É quase impossível entender a subvalorização de Suso Cecchi D’Amico quando se fala em cinema italiano. A roteirista por trás de obras seminais como Ladrões de Bicicleta, Rocco e seus irmãos, Casanova 70, As Amigas, entre tantas outras, é infinitamente menos lembrada que os diretores desses próprios filmes. Um nome tão incontornável no processo do neorrealismo, que abarcou as diferentes vertentes do movimento em sua carreira, acaba numa posição pouco privilegiada nas prateleiras do processo histórico cinematográfico. Muito pelo Male Gaze que tanto privilegia o olhar e o nome dos homens na feitura dos filmes. Quanto por um entendimento exclusivamente autorista da história do cinema, ou seja, que entende a realização dos filmes como filho único e quase exclusivo dos diretores. Mas olhar a obra de Suso Cecchi D’Amico e sua trajetória é entender um pouco das transformações do roteiro ao longo da segunda metade do século XX e conseguir acessar novas formas de narrativas e procedimentos tão particulares na realização de um roteiro.
Entender a participação de Suso Cecchi D’Amico em filmes tão autorais do cinema europeu como as obras de Visconti, Monicelli e De Sica, é entender o papel do roteiristas em filmes arrojados, ousados e tão conectados ao seu próprio tempo.

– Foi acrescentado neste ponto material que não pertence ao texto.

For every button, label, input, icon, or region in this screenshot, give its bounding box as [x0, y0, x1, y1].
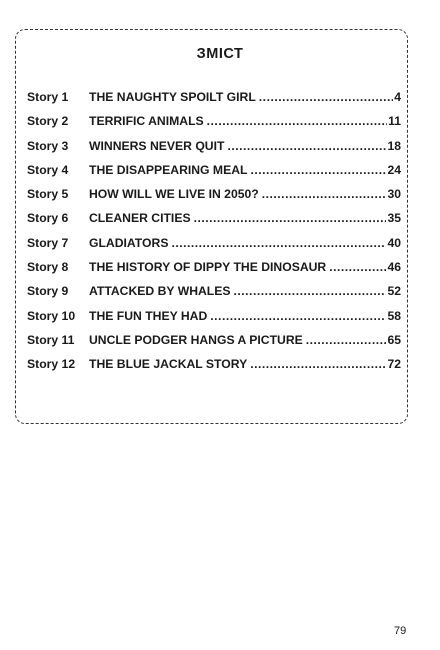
- toc-entry-number: Story 2: [27, 114, 69, 129]
- toc-entry-number: Story 5: [27, 187, 69, 202]
- toc-entry-title: UNCLE PODGER HANGS A PICTURE: [89, 332, 303, 347]
- toc-entry: [27, 260, 401, 284]
- toc-entry-leader-dots: [329, 260, 386, 274]
- toc-entry-number: Story 11: [27, 332, 75, 347]
- toc-entry-title: THE NAUGHTY SPOILT GIRL: [89, 90, 256, 104]
- toc-entry-number: Story 12: [27, 357, 76, 372]
- toc-entry-title: THE BLUE JACKAL STORY: [89, 357, 248, 372]
- toc-entry-leader-dots: [207, 114, 387, 128]
- toc-entry-leader-dots: [259, 90, 393, 104]
- toc-entry-title: WINNERS NEVER QUIT: [89, 138, 225, 153]
- toc-entry-leader-dots: [250, 163, 386, 177]
- toc-entry-title: TERRIFIC ANIMALS: [89, 114, 204, 129]
- toc-entry-title: ATTACKED BY WHALES: [89, 284, 231, 299]
- toc-entry-number: Story 6: [27, 211, 69, 226]
- toc-entry-page: 58: [387, 308, 401, 323]
- toc-entry-number: Story 7: [27, 235, 69, 250]
- toc-list: [27, 90, 401, 382]
- toc-entry: [27, 284, 401, 308]
- toc-entry-title: GLADIATORS: [89, 235, 169, 250]
- toc-entry: [27, 236, 401, 260]
- toc-entry-leader-dots: [306, 333, 387, 347]
- toc-entry-number: Story 3: [27, 138, 69, 153]
- toc-entry: [27, 187, 401, 211]
- toc-entry-page: 72: [387, 357, 401, 372]
- toc-entry-page: 52: [387, 284, 401, 299]
- toc-title: ЗМІСТ: [196, 46, 244, 62]
- toc-entry: [27, 309, 401, 333]
- toc-entry-page: 65: [387, 332, 401, 347]
- toc-entry-page: 46: [387, 260, 401, 275]
- toc-entry: [27, 163, 401, 187]
- toc-entry-number: Story 4: [27, 162, 69, 177]
- toc-entry-page: 35: [387, 211, 401, 226]
- toc-entry-leader-dots: [262, 187, 387, 201]
- toc-entry: [27, 139, 401, 163]
- toc-entry-leader-dots: [194, 211, 387, 225]
- toc-entry-page: 4: [394, 90, 401, 104]
- toc-entry-page: 11: [388, 114, 401, 129]
- toc-entry-page: 24: [387, 162, 401, 177]
- toc-entry-number: Story 8: [27, 260, 69, 275]
- toc-entry: [27, 357, 401, 381]
- toc-entry: [27, 90, 401, 114]
- toc-entry-page: 18: [387, 138, 401, 153]
- toc-entry-leader-dots: [250, 357, 386, 371]
- toc-entry: [27, 114, 401, 138]
- toc-entry: [27, 333, 401, 357]
- toc-entry-title: THE FUN THEY HAD: [89, 308, 208, 323]
- page-number: 79: [394, 625, 407, 637]
- toc-entry-title: CLEANER CITIES: [89, 211, 191, 226]
- toc-entry-number: Story 1: [27, 90, 69, 104]
- toc-entry-leader-dots: [227, 139, 386, 153]
- toc-entry-leader-dots: [210, 309, 386, 323]
- toc-entry-number: Story 10: [27, 308, 76, 323]
- toc-entry-leader-dots: [171, 236, 386, 250]
- toc-entry-leader-dots: [234, 284, 387, 298]
- toc-entry-title: HOW WILL WE LIVE IN 2050?: [89, 187, 259, 202]
- toc-entry: [27, 211, 401, 235]
- toc-entry-title: THE DISAPPEARING MEAL: [89, 162, 248, 177]
- toc-entry-page: 30: [387, 187, 401, 202]
- toc-entry-page: 40: [387, 235, 401, 250]
- toc-entry-number: Story 9: [27, 284, 69, 299]
- toc-entry-title: THE HISTORY OF DIPPY THE DINOSAUR: [89, 260, 327, 275]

Suso Cecchi D’Amico fica num lugar curioso, afastada das pesquisas de professores e pesquisadores de narrativa, pois realizou filmes que fogem de um espectro da estrutura essencialmente clássica e por isso não são estudados. Mas também passa a ser analisada por críticos que partem justamente de uma noção superficial de autorismo que exclui o roteirista desse lugar de criação. E na profusão de ideias que foi o cinema europeu do pós Segunda Guerra, nem os próprios diretores acreditariam nisso. A questão é que nas transformações estéticas desse cinema europeu, Suso Cecchi D’Amicco parece um elo, quase perdido, entre esse cinema de autor e a análise do roteiro, talvez partilhando tal posição com Jean-Claude Carriere. Entender os procedimentos de Suso é um primeiro passo para acessar as composições de um roteiro moderno e notar que os processos implementados pela roteirista são as bases do que se entende como roteiro hoje. Resgatar o lugar de Cecchi D’Amico não é só um processo histórico, mas também de possíveis criações.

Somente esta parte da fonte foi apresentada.